I like to read books in fits and spurts, but sometimes a good one gets going and before you know it, the clock on the wall is several hours past where you thought it was. I read Robert Hilburn's Corn Flakes with John Lennon in a day. Same with Elmore Leonard's 52 Pick-Up (I picked it up after Leonard's death; I can be a bit of a literary necrophiliac when someone famous whose work I've never read dies). James Watson's The Double Helix went by quickly, too, though I think I let it rest a night before I finished it. I took a week to enjoy Richard Ford's The Sportswriter. Will Leitch's God Save the Fan was a bargain find at a bookstore where I enjoy a good streak of luck, as was Will In the World, a biography of Shakespeare that is worth seeking out.

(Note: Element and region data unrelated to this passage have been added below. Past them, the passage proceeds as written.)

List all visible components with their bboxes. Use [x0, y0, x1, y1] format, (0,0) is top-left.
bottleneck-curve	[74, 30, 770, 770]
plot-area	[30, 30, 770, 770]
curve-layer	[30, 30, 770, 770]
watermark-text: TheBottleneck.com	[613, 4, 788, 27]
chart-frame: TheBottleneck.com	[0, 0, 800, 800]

Pat Conroy came back around into my life, almost twenty years after I had to read The Prince of Tides and tried briefly to get through his other novels. My Losing Season (about his stint as a Citadel cadet and basketball player) was informed by the evolution of his relationship with his abusive father, while My Reading Life was about a shared passion with myself (books and bookstores). It was a kick to see a familiar name (Bill Koon, one of my favorite professors at Clemson) mentioned in Reading Life, strumming a guitar around Paris in the Seventies.

Not everything I read was bought; my worn-out library card can attest to that. I read a Shakespearen take on Star Wars: A New Hope, Larry McMurtry's interesting Walter Benjamin At the Dairy Queen, Kierkegaard's Fear and Trembling, and many more. Probably the biggest thrill for me was getting Thomas Pynchon's Bleeding Edge and then finding myself powering through neary five hundred pages of paranoia, conspiracy theories, and private-detective genre fiction in less than a week. It's easily my pick for book of the year.

Finally, a book that was a gift: Lester Bangs' Psychotic Reactions and Carburetor Dung. If there is a patron saint of rock criticism, Bangs is it: his back-and-forth with the now sadly deceased Lou Reed is indicative of the love-hate relationship we all have with our favorite artists in whatever medium. For sheer exuberence with just a hint of chemical assistance, he's hard to beat. No one can really ever write like him, but I'd like to think that someday an anthology of my most misbegotten Internet work over the years (much of that done on websites that are defunct now, but I'm sure that nothing ever gets lost online) can be cobbled together and put together in an attractive fashion (preferably while I'm still alive; posthumous literary fame isn't really something I'd aspire to). Writing about music is something I enjoy doing (obviously), and I hope I can make a living at it or at least indulge in it as a distraction from some of the more mundane aspects of modern life. Lester Bangs got a shout-out on one of R.E.M.'s best songs; it's hard to beat that.

My apologies to any authors whose work I've left out (now I feel like I'm getting the wrap-it-up cue) but you know who you are, whether your books helped me get through the year or whether they just wasted my time for a brief period. As long as I can remember, I've been a reader, and I don't see much of a chance of me hitting Literacy Rehab any time soon. It's an addiction, to be sure, but it's probably one of the healthier ones.